Since I am running in IPython, I can just hit q and then <enter> to stop the job, tweak the hyperparameters, and then start the search again. I can also use warm_start=True if I wish to continue where I left off (though note that changing some parameters, like maxsize, are incompatible with warm starts).

Some things I try out to see if they help:

Play around with complexity_of_operators. Set operators you dislike (e.g., pow) to have a larger complexity.
Try setting adaptive_parsimony_scaling a bit larger, maybe up to 1000.
Sometimes I try using warmup_maxsize_by. This is useful if you find that the search finds a very complex equation very quickly, and then gets stuck. It basically forces it to start at the simpler equations and build up complexity slowly.
Play around with different losses:
- I typically try L2DistLoss() and L1DistLoss(). L1 loss is more robust to outliers compared to L2 (L1 finds the median, while L2 finds the mean of a random variable), so is often a good choice for a noisy dataset.
- I might also provide the weights parameter to fit if there is some reasonable choice of weighting. For example, maybe I know the signal-to-noise of a particular row of y - I would set that SNR equal to the weights. Or, perhaps I do some sort of importance sampling, and weight the rows by importance.

Very rarely I might also try tuning the mutation weights, the crossover probability, or the optimization parameters. I never use denoise or select_k_features as I find they aren't very useful.

For large datasets I usually just randomly sample ~1000 points or so.

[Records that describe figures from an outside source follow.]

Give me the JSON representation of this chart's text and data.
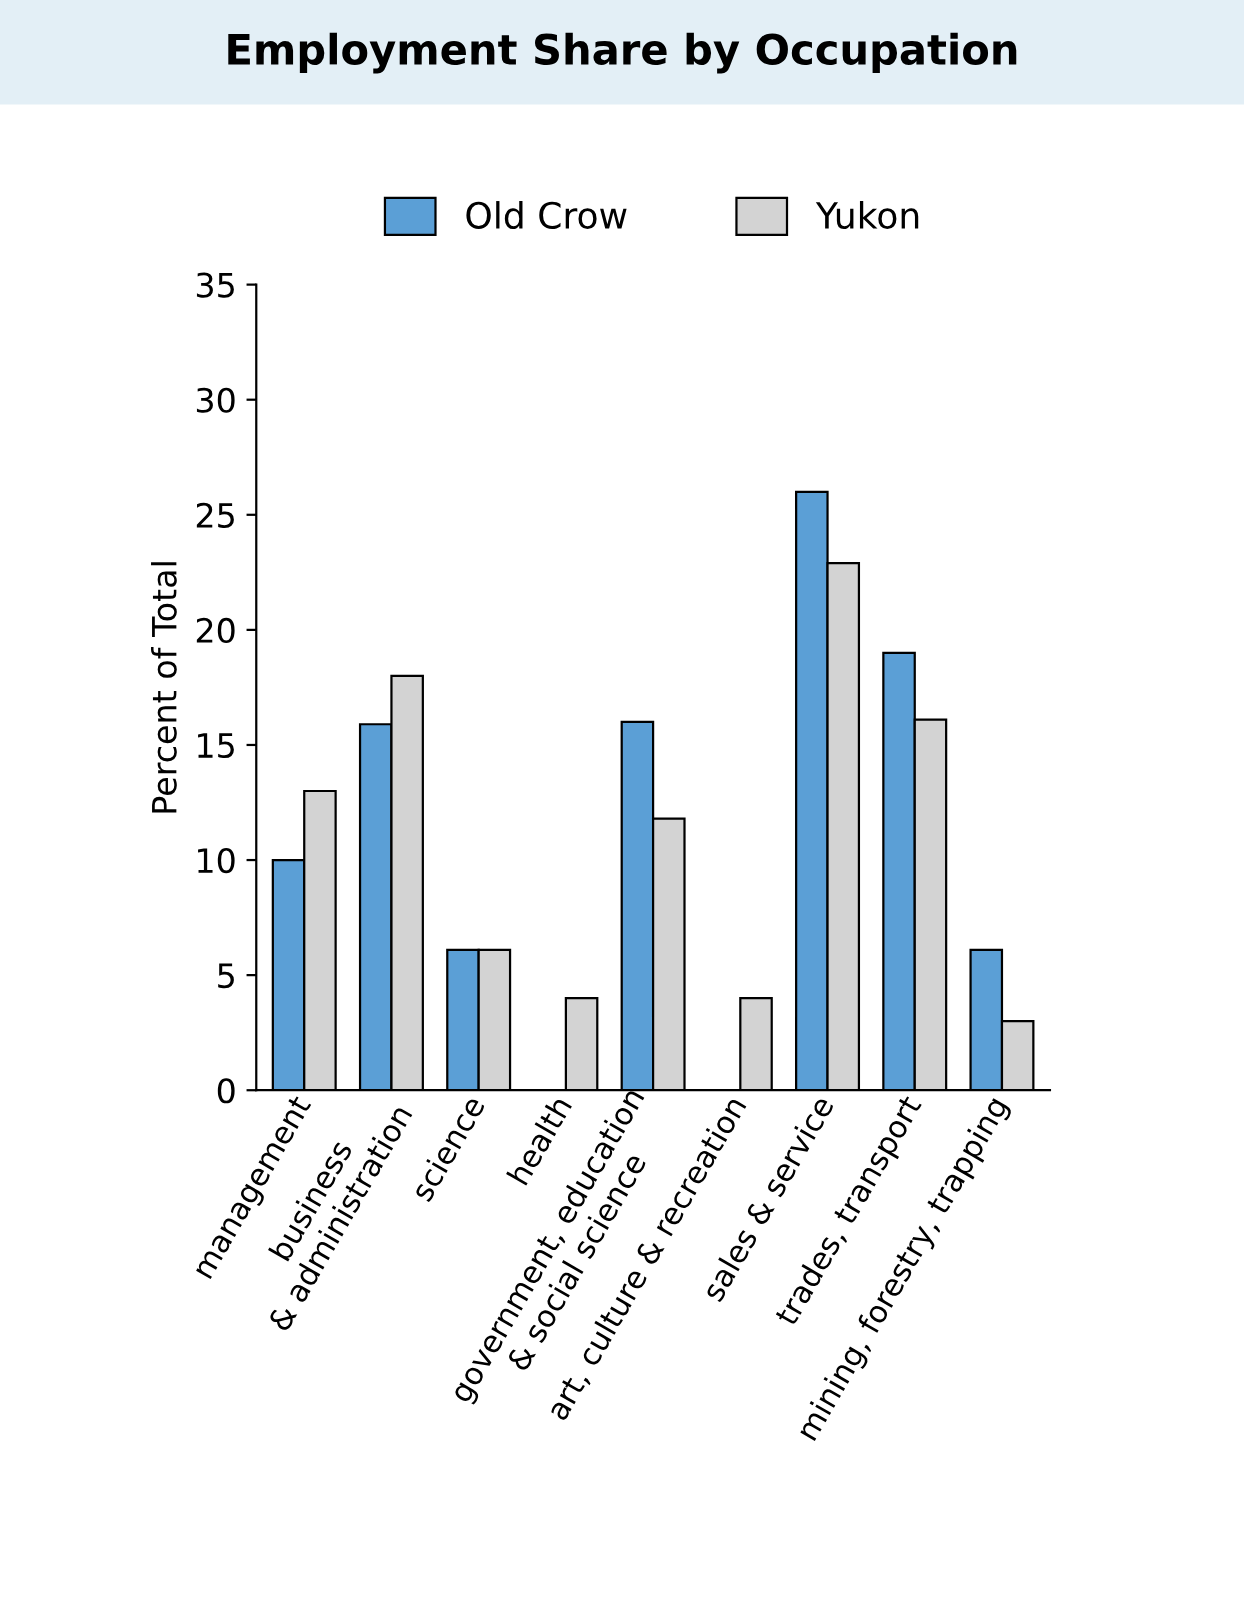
{
  "chart_data": {
    "type": "bar",
    "title": "Employment Share by Occupation",
    "ylabel": "Percent of Total",
    "categories": [
      "management",
      "business\n& administration",
      "science",
      "health",
      "government, education\n& social science",
      "art, culture & recreation",
      "sales & service",
      "trades, transport",
      "mining, forestry, trapping"
    ],
    "series": [
      {
        "name": "Old Crow",
        "color": "#5b9fd6",
        "values": [
          10,
          15.9,
          6.1,
          null,
          16,
          null,
          26,
          19,
          6.1
        ]
      },
      {
        "name": "Yukon",
        "color": "#d3d3d3",
        "values": [
          13,
          18,
          6.1,
          4,
          11.8,
          4,
          22.9,
          16.1,
          3
        ]
      }
    ],
    "ylim": [
      0,
      35
    ],
    "yticks": [
      0,
      5,
      10,
      15,
      20,
      25,
      30,
      35
    ],
    "grid": false,
    "legend": "top"
  }
}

In case all the points matter, I might use batching=True.

If I find the equations get very complex and I'm not sure if they are numerically precise, I might set precision=64.

Once a run is finished, I use the PySRRegressor.from_file function to load the saved search in a different process (requires the pickle file, and possibly also the .csv file if you quit early). I can then explore the equations, convert them to LaTeX, and plot their output.

More Tips¶

You might also wish to explore the discussions page for more tips, and to see if anyone else has had similar questions. Be sure to also read through the reference.

Jupyter Notebooks are supported by PySR, but miss out on some useful features available in IPython and Python: the progress bar, and early stopping with "q". In Jupyter you cannot interrupt a search once it has started; you have to restart the kernel. See this issue for updates. ↩